Stellungnahme des KRM zur Verteilung von Koranübersetzungen durch die Aktion „Lies“

16. April 2012

Über die Wichtigkeit der Lektüre des Korans für alle, die am Thema teilhaben wollen, besteht kein Zweifel. Der heilige Koran ist die Glaubensgrundlage aller Muslime. Er ist die Hauptquelle für die islamische Theologie und alle grundlegenden islamischen Wissenschaften. Andererseits ist er für die nicht-muslimische Perspektive unverzichtbare Quelle zur Erforschung des Islam. In diesem Sinne hat sich die deutsche Koranwissenschaft in den letzten Jahrhunderten viele Verdienste erworben. Mehr noch versuchte beispielsweise der Dichter und Orientalist Friedrich Rückert bereits Anfang des Neunzehnten Jahrhunderts durch seine hervorragende Arbeit den Rhythmus, Klang und die die Muslime bezaubernde sprachliche Tiefe, dem deutschsprachigen Leser zugänglich zu machen. Somit ist der Koran dem interessierten deutschsprachigen Leser nicht unbekannt.

Daneben gibt es für alle, die sich für den Koran interessieren, viele Zugänge, um ihn zu lesen. Dabei ist das Internet, in dem der Koran als Original, als Übersetzung, als Text oder vorgelesen zu finden ist, nur eine Quelle. Für jeden sind auch unterschiedliche Kommentare frei zugänglich.

In so einer Situation ist es sicher berechtigt zu fragen, was bei aller Legitimität mit der großflächigen Verteilung des Korans durch die Aktion „Lies“ bezweckt werden soll. Insbesondere ist zu hoffen, dass Einzelne darin nicht eine werbewirksame Aktion für ihre Gruppe sehen. Eine Instrumentalisierung des heiligen Buches zu diesem Zweck ist unbedingt abzulehnen. Ebenso sollte die Form der Verteilung keine unangemessenen Diskussionen über diese heilige Schrift auslösen. Dies gilt im Übrigen für alle heiligen Schriften gleichermaßen. Ganz besonders darf sich niemand zur Annahme des Angebotes gedrängt fühlen, denn im Islam gibt es keinen Zwang im Glauben. Die Prinzipien des respektvollen Umgangs miteinander gilt es im gegenseitigen Bewusstsein herzustellen und zu erhalten.
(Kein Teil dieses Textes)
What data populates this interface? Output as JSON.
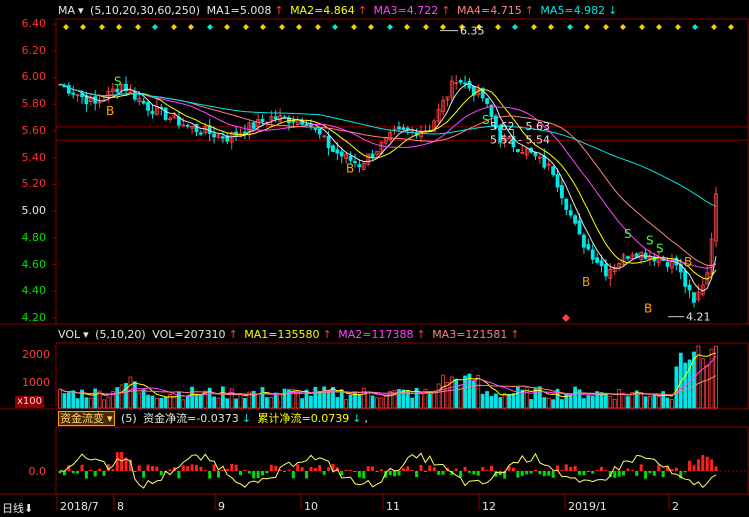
{
  "price_header": {
    "name": "MA",
    "params": "(5,10,20,30,60,250)",
    "items": [
      {
        "label": "MA1=5.008",
        "arrow": "↑",
        "color": "#e6e6e6"
      },
      {
        "label": "MA2=4.864",
        "arrow": "↑",
        "color": "#ffff00"
      },
      {
        "label": "MA3=4.722",
        "arrow": "↑",
        "color": "#ff44ff"
      },
      {
        "label": "MA4=4.715",
        "arrow": "↑",
        "color": "#ff8080"
      },
      {
        "label": "MA5=4.982",
        "arrow": "↓",
        "color": "#00e5e5"
      }
    ]
  },
  "price_axis": [
    "6.40",
    "6.20",
    "6.00",
    "5.80",
    "5.60",
    "5.40",
    "5.20",
    "5.00",
    "4.80",
    "4.60",
    "4.40",
    "4.20"
  ],
  "annotations": {
    "high": "6.35",
    "low": "4.21",
    "range1": "5.62 - 5.63",
    "range2": "5.52 - 5.54"
  },
  "signals": {
    "buy": "B",
    "sell": "S"
  },
  "vol_header": {
    "name": "VOL",
    "params": "(5,10,20)",
    "vol": "VOL=207310",
    "vol_arrow": "↑",
    "ma1": "MA1=135580",
    "ma1_arrow": "↑",
    "ma2": "MA2=117388",
    "ma2_arrow": "↑",
    "ma3": "MA3=121581",
    "ma3_arrow": "↑"
  },
  "vol_axis": [
    "2000",
    "1000"
  ],
  "vol_unit": "x100",
  "fund_header": {
    "name": "资金流变",
    "params": "(5)",
    "net": "资金净流=-0.0373",
    "net_arrow": "↓",
    "cum": "累计净流=0.0739",
    "cum_arrow": "↓"
  },
  "fund_axis": [
    "0.0"
  ],
  "timeline": {
    "period": "日线",
    "labels": [
      "2018/7",
      "8",
      "9",
      "10",
      "11",
      "12",
      "2019/1",
      "2"
    ]
  },
  "colors": {
    "up": "#ff4040",
    "down": "#00e5e5",
    "axis_red": "#ff3030",
    "axis_green": "#00e000",
    "border": "#8b0000"
  }
}
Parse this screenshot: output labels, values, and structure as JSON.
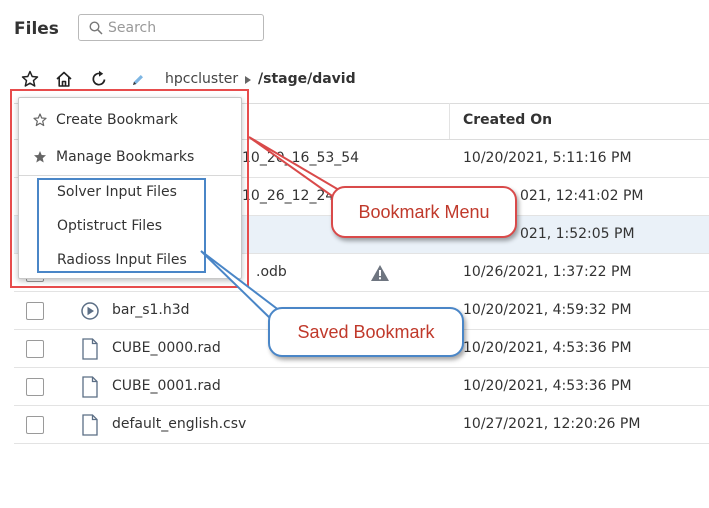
{
  "header": {
    "title": "Files",
    "search_placeholder": "Search"
  },
  "breadcrumb": {
    "server": "hpccluster",
    "path": "/stage/david"
  },
  "table": {
    "created_header": "Created On",
    "rows": [
      {
        "name": "10_20_16_53_54",
        "created": "10/20/2021, 5:11:16 PM",
        "icon": "file-icon"
      },
      {
        "name": "10_26_12_24_",
        "created": "021, 12:41:02 PM",
        "icon": "file-icon"
      },
      {
        "name": "",
        "created": "021, 1:52:05 PM",
        "icon": "file-icon"
      },
      {
        "name": ".odb",
        "created": "10/26/2021, 1:37:22 PM",
        "icon": "file-icon",
        "warning": true
      },
      {
        "name": "bar_s1.h3d",
        "created": "10/20/2021, 4:59:32 PM",
        "icon": "play-icon"
      },
      {
        "name": "CUBE_0000.rad",
        "created": "10/20/2021, 4:53:36 PM",
        "icon": "file-icon"
      },
      {
        "name": "CUBE_0001.rad",
        "created": "10/20/2021, 4:53:36 PM",
        "icon": "file-icon"
      },
      {
        "name": "default_english.csv",
        "created": "10/27/2021, 12:20:26 PM",
        "icon": "file-icon"
      }
    ]
  },
  "bookmark_menu": {
    "create": "Create Bookmark",
    "manage": "Manage Bookmarks",
    "bookmarks": [
      "Solver Input Files",
      "Optistruct Files",
      "Radioss Input Files"
    ]
  },
  "annotations": {
    "menu_callout": "Bookmark Menu",
    "saved_callout": "Saved Bookmark",
    "red": "#e74c4c",
    "blue": "#4a86c7"
  }
}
Dies schließt ebenfalls die gegenseitige Bewusstwerdung um Sensibilitäten, Befindlichkeiten und Pluralitäten ein.

Ebenfalls sind politische und mediale Annäherungen unter dem Aspekt zu reflektieren, dass nicht zunehmend fruchtlose, belastende Diskussionsfelder geschaffen und dann auf dem Rücken der hiesigen Muslime ausgetragen werden.